The Academic Research

Market participants compete with each other to profit by being the first to bring new information to the market. Not all knowledge can be given to everyone in its totality, so each individual has some advantage over others through their possession of unique information. The amazing thing about financial markets is that they are able to aggregate all information into a single metric: the price.

In his 1970 paper, Efficient Capital Markets: A Review of Theory and Empirical Work, Eugene F. Fama proposed the Efficient Market Hypothesis (EMH). An efficient market is a market where prices always fully reflect available information. Fama did not propose that markets are perfectly efficient. He proposed market efficiency as an ideal state that real markets can only approach.

Even if markets are not always perfectly efficient, the combination of competition and disperse information makes market prices reflect information without allowing anyone to interact with the price directly. This makes it extremely unlikely that any market participant, no matter how well-informed or knowledgeable, is able to consistently earn abnormal profits by being the first to bring information to the market. It is impossible to know in advance which individual pieces of information are going to be relevant for driving prices to their fundamental value.

While EMH cannot be proven, the inability of market participants to produce consistent excess risk-adjusted profits has been well documented. In Mark Carhartt’s 1997 paper, On Persistence in Mutual Fund Performance, he demonstrated that common characteristics of stocks (size, relative price, momentum) almost completely explain persistence in mutual fund performance. In their 2009 paper, Luck Versus Skill in the Cross Section of Mutual Fund Returns, Eugene F. Fama and Kenneth R. French showed that few mutual funds produce risk-adjusted returns sufficient to cover their costs. 

Active Funds Underperform

Based on the academic research, we would expect actively managed funds to underperform their benchmark, on average. The performance data for actively managed funds delivers on this expectation. The SPIVA Canada Scorecard tracks the performance of Canadian actively managed mutual funds relative to their benchmark. The data show consistent underperformance across all fund categories.

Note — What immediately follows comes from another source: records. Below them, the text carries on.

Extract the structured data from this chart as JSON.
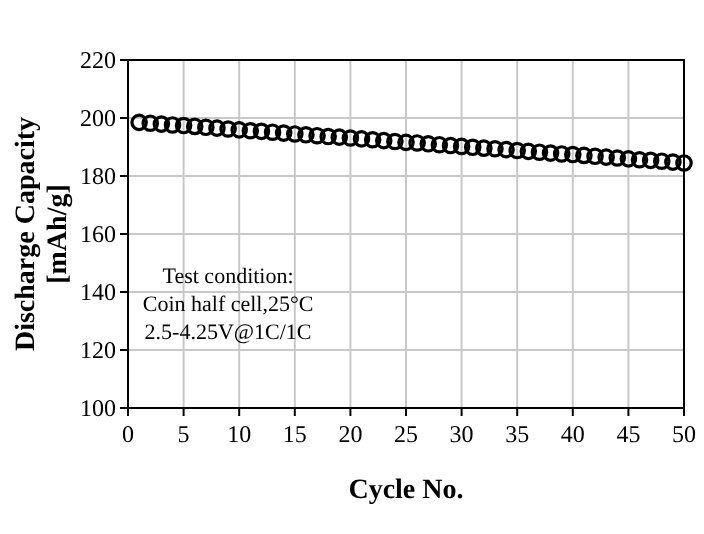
{
  "chart_data": {
    "type": "scatter",
    "xlabel": "Cycle No.",
    "ylabel": "Discharge Capacity\n[mAh/g]",
    "x": [
      1,
      2,
      3,
      4,
      5,
      6,
      7,
      8,
      9,
      10,
      11,
      12,
      13,
      14,
      15,
      16,
      17,
      18,
      19,
      20,
      21,
      22,
      23,
      24,
      25,
      26,
      27,
      28,
      29,
      30,
      31,
      32,
      33,
      34,
      35,
      36,
      37,
      38,
      39,
      40,
      41,
      42,
      43,
      44,
      45,
      46,
      47,
      48,
      49,
      50
    ],
    "series": [
      {
        "color": "#000000",
        "values": [
          198.5,
          198.2,
          197.9,
          197.6,
          197.4,
          197.1,
          196.8,
          196.5,
          196.2,
          195.9,
          195.6,
          195.4,
          195.1,
          194.8,
          194.5,
          194.2,
          193.9,
          193.6,
          193.4,
          193.1,
          192.8,
          192.5,
          192.2,
          191.9,
          191.6,
          191.4,
          191.1,
          190.8,
          190.5,
          190.2,
          189.9,
          189.6,
          189.4,
          189.1,
          188.8,
          188.5,
          188.2,
          187.9,
          187.6,
          187.4,
          187.1,
          186.8,
          186.5,
          186.2,
          185.9,
          185.6,
          185.4,
          185.1,
          184.8,
          184.5
        ]
      }
    ],
    "xlim": [
      0,
      50
    ],
    "xticks": [
      0,
      5,
      10,
      15,
      20,
      25,
      30,
      35,
      40,
      45,
      50
    ],
    "ylim": [
      100,
      220
    ],
    "yticks": [
      100,
      120,
      140,
      160,
      180,
      200,
      220
    ],
    "grid": true,
    "marker": "circle",
    "annotations": [
      "Test condition:\nCoin half cell,25°C\n2.5-4.25V@1C/1C"
    ]
  }
}
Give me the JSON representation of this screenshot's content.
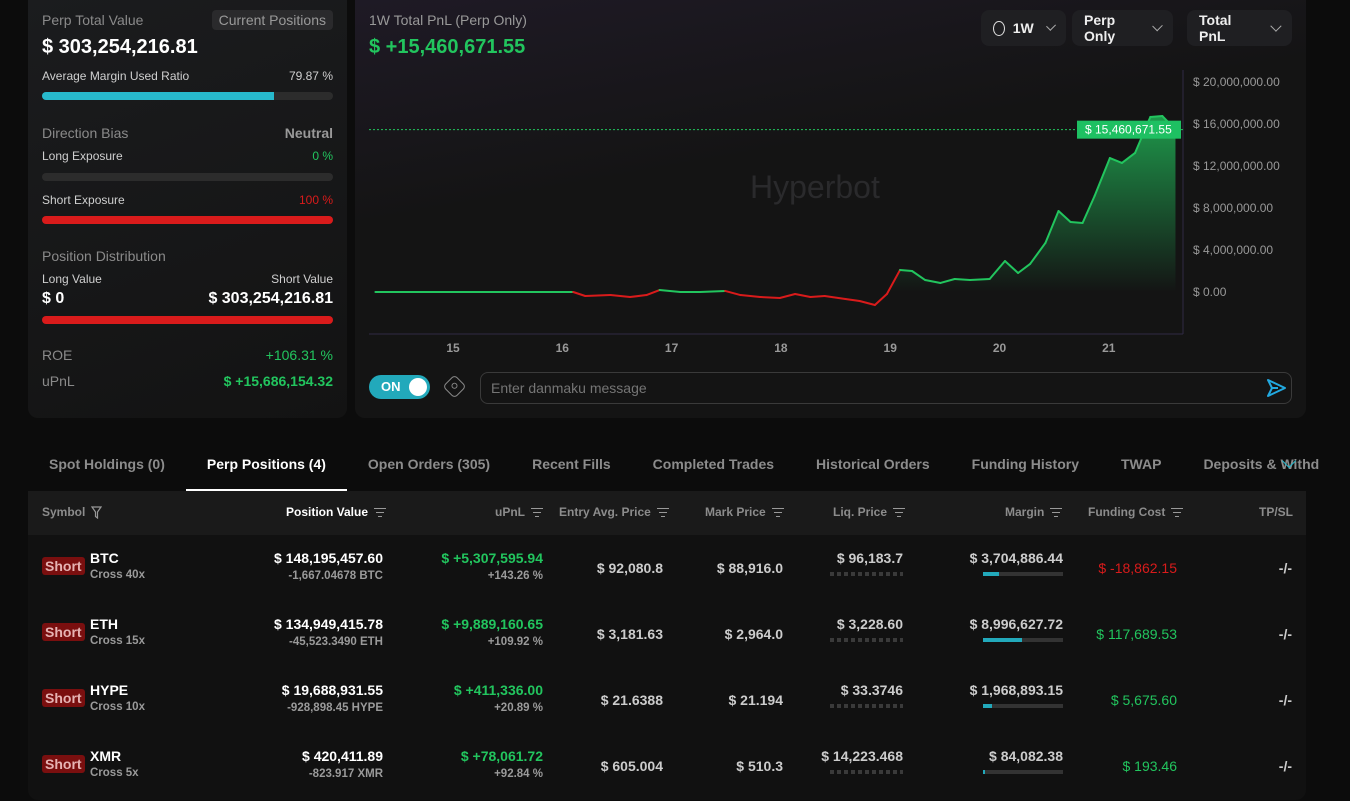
{
  "summary": {
    "title": "Perp Total Value",
    "positions_button": "Current Positions",
    "total": "$ 303,254,216.81",
    "margin_label": "Average Margin Used Ratio",
    "margin_value": "79.87 %",
    "margin_ratio": 0.7987,
    "bias_label": "Direction Bias",
    "bias_value": "Neutral",
    "long_exposure_label": "Long Exposure",
    "long_exposure_value": "0 %",
    "long_exposure_ratio": 0,
    "short_exposure_label": "Short Exposure",
    "short_exposure_value": "100 %",
    "short_exposure_ratio": 1,
    "distribution_label": "Position Distribution",
    "long_value_label": "Long Value",
    "long_value": "$ 0",
    "short_value_label": "Short Value",
    "short_value": "$ 303,254,216.81",
    "roe_label": "ROE",
    "roe_value": "+106.31 %",
    "upnl_label": "uPnL",
    "upnl_value": "$ +15,686,154.32"
  },
  "chart": {
    "title": "1W Total PnL (Perp Only)",
    "value": "$ +15,460,671.55",
    "watermark": "Hyperbot",
    "range_select": "1W",
    "scope_select": "Perp Only",
    "metric_select": "Total PnL",
    "current_label": "$ 15,460,671.55",
    "danmaku_toggle": "ON",
    "danmaku_placeholder": "Enter danmaku message"
  },
  "chart_data": {
    "type": "area",
    "ylim": [
      -4000000,
      20000000
    ],
    "y_ticks": [
      "$ 0.00",
      "$ 4,000,000.00",
      "$ 8,000,000.00",
      "$ 12,000,000.00",
      "$ 16,000,000.00",
      "$ 20,000,000.00"
    ],
    "x_ticks": [
      "15",
      "16",
      "17",
      "18",
      "19",
      "20",
      "21"
    ],
    "x": [
      14.29,
      16.1,
      16.21,
      16.44,
      16.62,
      16.77,
      16.89,
      17.08,
      17.26,
      17.49,
      17.63,
      17.81,
      17.99,
      18.13,
      18.27,
      18.4,
      18.59,
      18.72,
      18.86,
      18.97,
      19.09,
      19.2,
      19.32,
      19.46,
      19.59,
      19.73,
      19.91,
      20.05,
      20.17,
      20.28,
      20.42,
      20.54,
      20.65,
      20.76,
      20.87,
      21.01,
      21.12,
      21.24,
      21.38,
      21.49,
      21.61
    ],
    "y": [
      0,
      0,
      -380000,
      -290000,
      -480000,
      -290000,
      190000,
      0,
      0,
      100000,
      -290000,
      -480000,
      -570000,
      -190000,
      -480000,
      -380000,
      -670000,
      -860000,
      -1240000,
      -190000,
      2100000,
      2000000,
      1140000,
      860000,
      1240000,
      1140000,
      1240000,
      2950000,
      1810000,
      2670000,
      4670000,
      7710000,
      6670000,
      6570000,
      9140000,
      12760000,
      12290000,
      13240000,
      16670000,
      16760000,
      15460671.55
    ],
    "positive_color": "#22c55e",
    "negative_color": "#d91b1b"
  },
  "tabs": [
    "Spot Holdings (0)",
    "Perp Positions (4)",
    "Open Orders (305)",
    "Recent Fills",
    "Completed Trades",
    "Historical Orders",
    "Funding History",
    "TWAP",
    "Deposits & Withd"
  ],
  "table": {
    "headers": {
      "symbol": "Symbol",
      "position_value": "Position Value",
      "upnl": "uPnL",
      "entry": "Entry Avg. Price",
      "mark": "Mark Price",
      "liq": "Liq. Price",
      "margin": "Margin",
      "funding": "Funding Cost",
      "tpsl": "TP/SL"
    },
    "rows": [
      {
        "side": "Short",
        "symbol": "BTC",
        "leverage": "Cross 40x",
        "value": "$ 148,195,457.60",
        "size": "-1,667.04678 BTC",
        "upnl": "$ +5,307,595.94",
        "upnl_pct": "+143.26 %",
        "entry": "$ 92,080.8",
        "mark": "$ 88,916.0",
        "liq": "$ 96,183.7",
        "margin": "$ 3,704,886.44",
        "margin_ratio": 0.2,
        "funding": "$ -18,862.15",
        "funding_negative": true,
        "tpsl": "-/-"
      },
      {
        "side": "Short",
        "symbol": "ETH",
        "leverage": "Cross 15x",
        "value": "$ 134,949,415.78",
        "size": "-45,523.3490 ETH",
        "upnl": "$ +9,889,160.65",
        "upnl_pct": "+109.92 %",
        "entry": "$ 3,181.63",
        "mark": "$ 2,964.0",
        "liq": "$ 3,228.60",
        "margin": "$ 8,996,627.72",
        "margin_ratio": 0.49,
        "funding": "$ 117,689.53",
        "funding_negative": false,
        "tpsl": "-/-"
      },
      {
        "side": "Short",
        "symbol": "HYPE",
        "leverage": "Cross 10x",
        "value": "$ 19,688,931.55",
        "size": "-928,898.45 HYPE",
        "upnl": "$ +411,336.00",
        "upnl_pct": "+20.89 %",
        "entry": "$ 21.6388",
        "mark": "$ 21.194",
        "liq": "$ 33.3746",
        "margin": "$ 1,968,893.15",
        "margin_ratio": 0.11,
        "funding": "$ 5,675.60",
        "funding_negative": false,
        "tpsl": "-/-"
      },
      {
        "side": "Short",
        "symbol": "XMR",
        "leverage": "Cross 5x",
        "value": "$ 420,411.89",
        "size": "-823.917 XMR",
        "upnl": "$ +78,061.72",
        "upnl_pct": "+92.84 %",
        "entry": "$ 605.004",
        "mark": "$ 510.3",
        "liq": "$ 14,223.468",
        "margin": "$ 84,082.38",
        "margin_ratio": 0.01,
        "funding": "$ 193.46",
        "funding_negative": false,
        "tpsl": "-/-"
      }
    ]
  }
}
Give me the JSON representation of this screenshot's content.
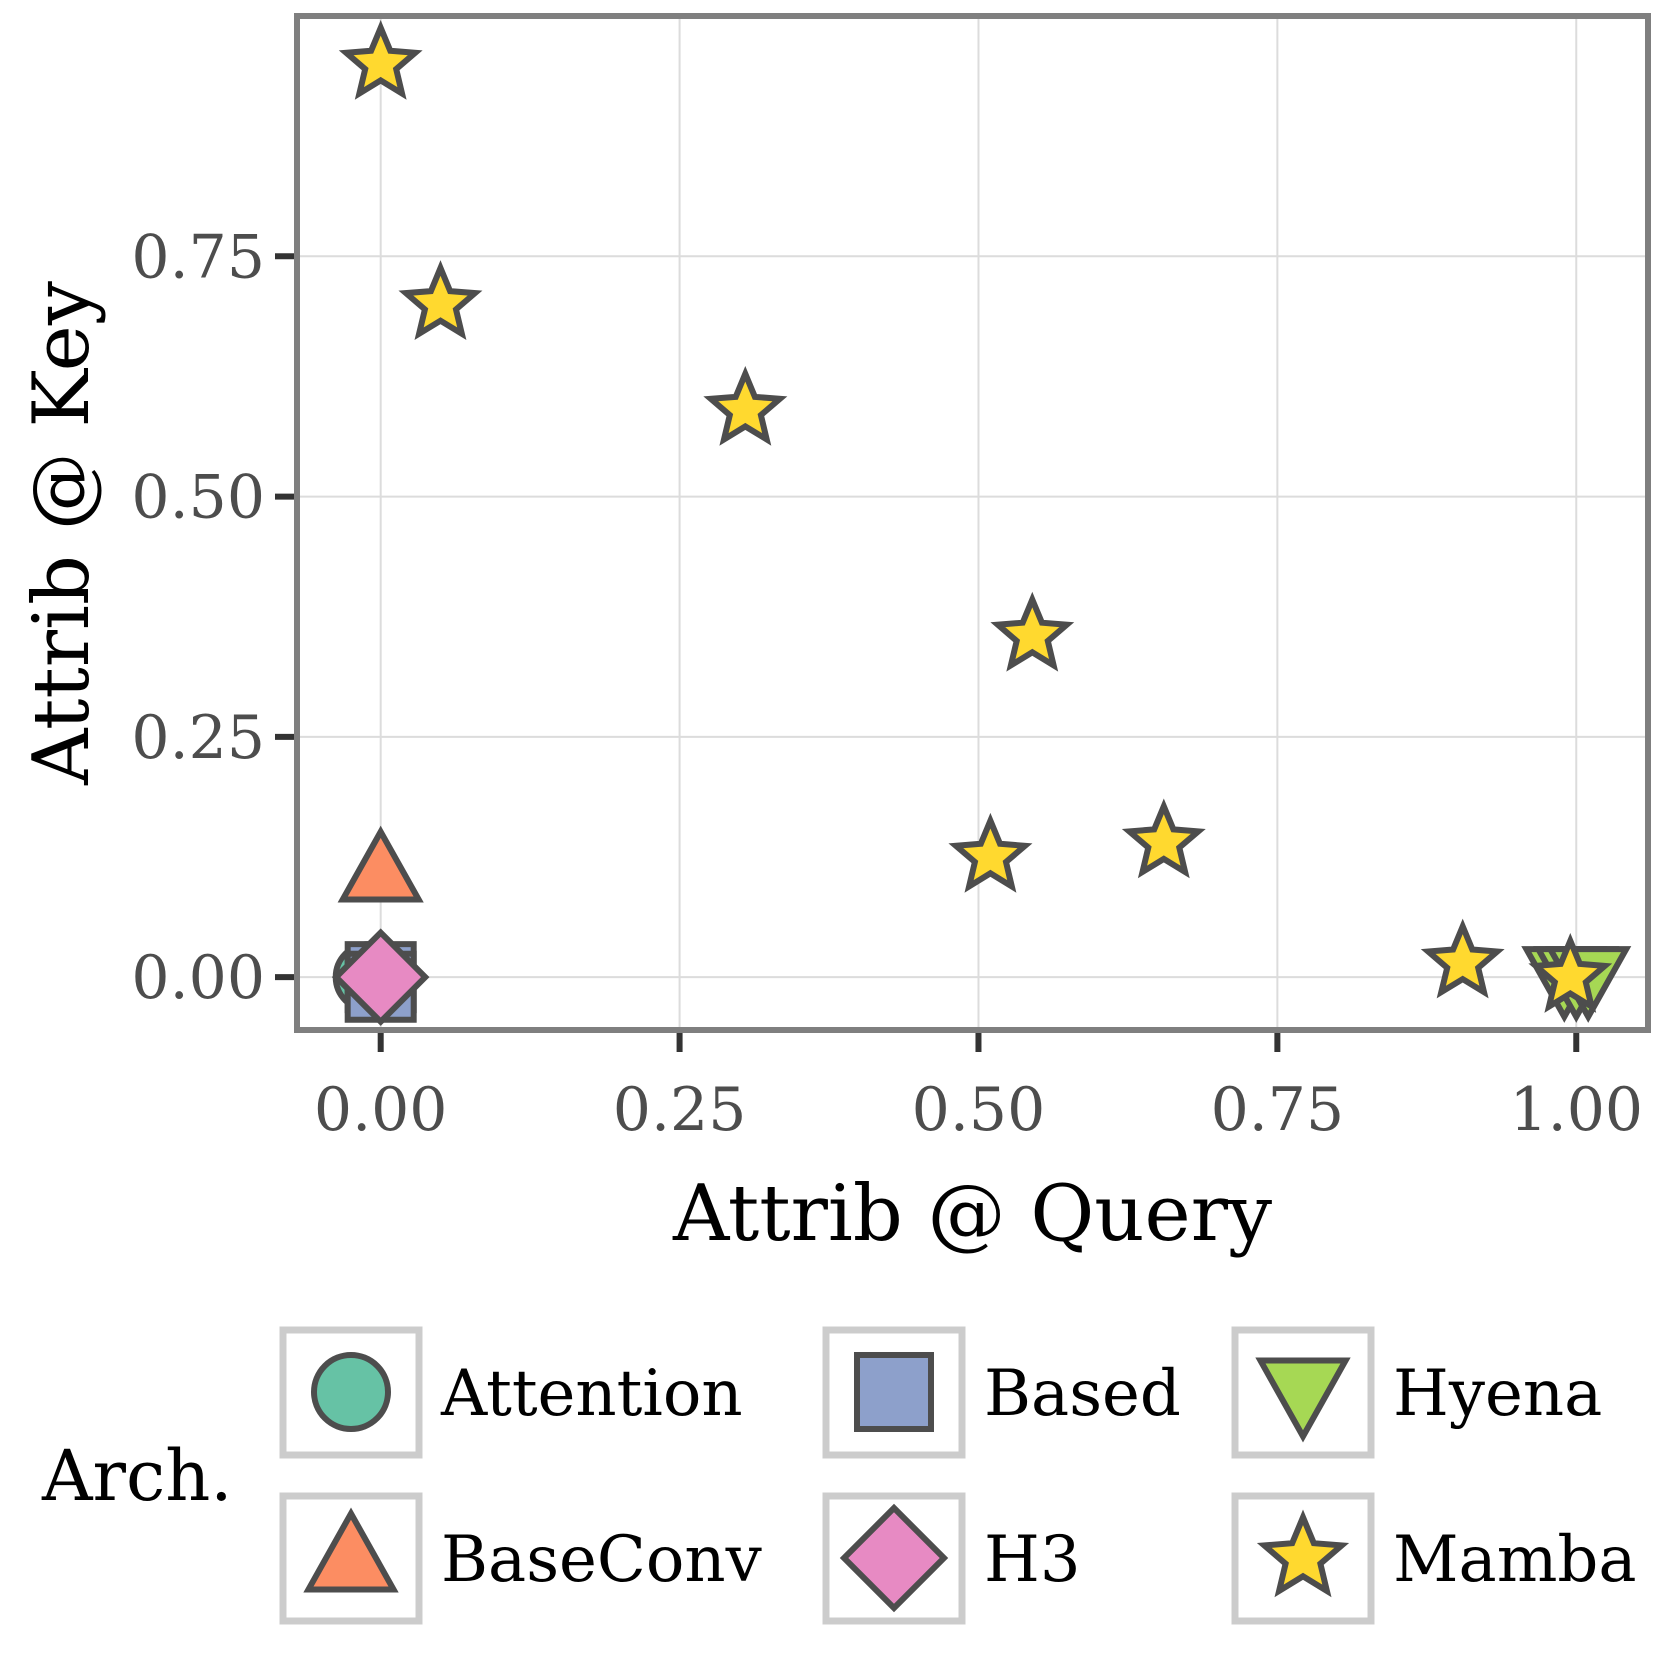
{
  "chart_data": {
    "type": "scatter",
    "title": "",
    "xlabel": "Attrib @ Query",
    "ylabel": "Attrib @ Key",
    "xlim": [
      -0.07,
      1.06
    ],
    "ylim": [
      -0.055,
      1.0
    ],
    "xticks": [
      0.0,
      0.25,
      0.5,
      0.75,
      1.0
    ],
    "xtick_labels": [
      "0.00",
      "0.25",
      "0.50",
      "0.75",
      "1.00"
    ],
    "yticks": [
      0.0,
      0.25,
      0.5,
      0.75
    ],
    "ytick_labels": [
      "0.00",
      "0.25",
      "0.50",
      "0.75"
    ],
    "grid": true,
    "legend": {
      "title": "Arch.",
      "placement": "bottom",
      "entries": [
        {
          "name": "Attention",
          "shape": "circle",
          "color": "#66c2a5"
        },
        {
          "name": "Based",
          "shape": "square",
          "color": "#8da0cb"
        },
        {
          "name": "Hyena",
          "shape": "triangle-down",
          "color": "#a6d854"
        },
        {
          "name": "BaseConv",
          "shape": "triangle-up",
          "color": "#fc8d62"
        },
        {
          "name": "H3",
          "shape": "diamond",
          "color": "#e78ac3"
        },
        {
          "name": "Mamba",
          "shape": "star",
          "color": "#ffd92f"
        }
      ]
    },
    "marker_edge_color": "#4d4d4d",
    "series": [
      {
        "name": "Attention",
        "shape": "circle",
        "color": "#66c2a5",
        "points": [
          [
            -0.01,
            0.0
          ],
          [
            0.0,
            0.0
          ]
        ]
      },
      {
        "name": "Based",
        "shape": "square",
        "color": "#8da0cb",
        "points": [
          [
            0.0,
            0.0
          ],
          [
            0.0,
            -0.01
          ]
        ]
      },
      {
        "name": "Hyena",
        "shape": "triangle-down",
        "color": "#a6d854",
        "points": [
          [
            0.99,
            0.0
          ],
          [
            1.0,
            0.0
          ],
          [
            1.01,
            0.0
          ]
        ]
      },
      {
        "name": "BaseConv",
        "shape": "triangle-up",
        "color": "#fc8d62",
        "points": [
          [
            0.0,
            0.11
          ]
        ]
      },
      {
        "name": "H3",
        "shape": "diamond",
        "color": "#e78ac3",
        "points": [
          [
            0.0,
            0.0
          ]
        ]
      },
      {
        "name": "Mamba",
        "shape": "star",
        "color": "#ffd92f",
        "points": [
          [
            0.0,
            0.95
          ],
          [
            0.05,
            0.7
          ],
          [
            0.305,
            0.59
          ],
          [
            0.545,
            0.355
          ],
          [
            0.51,
            0.125
          ],
          [
            0.655,
            0.14
          ],
          [
            0.905,
            0.015
          ],
          [
            0.995,
            0.0
          ]
        ]
      }
    ]
  }
}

Percent of Active Funds Outperforming the Index Over Five Years

Data source: S&P Dow Jones Indices

The bad news for investors is that despite the underperformance of actively managed mutual funds, many financial advisors rely on the commissions that they pay.

Survivorship Bias

If it is not possible for funds to beat the market consistently, why does it always seem like a financial advisor is able to show off funds with market-beating performance? The answer is survivorship bias. When a fund does poorly for an extended period of time, it closes. A closed fund's performance history disappears with it. The funds that do well, purely by chance, will be promoted by the fund company as a great investment. This is problematic for investors hoping to make informed decisions; there is no evidence that strong past performance has anything to do with future performance. In fact, there have been many funds that build up great track records over a period of time only to suffer horrendous future performance.

A Sensible Approach

Without the ability to beat the market through security selection or market timing, the most sensible approach to investing for most people is owning a globally diversified portfolio of low-cost index funds. An index fund is a fund that passively invests in all of the stocks in an index. An index is a grouping of stocks that has been assembled to represent a market. For example, the S&P/TSX Capped Composite index represents the Canadian market, and the S&P 500 index represents the US market. For all of their simplicity, index funds have fees that are a fraction of a traditional actively managed mutual fund.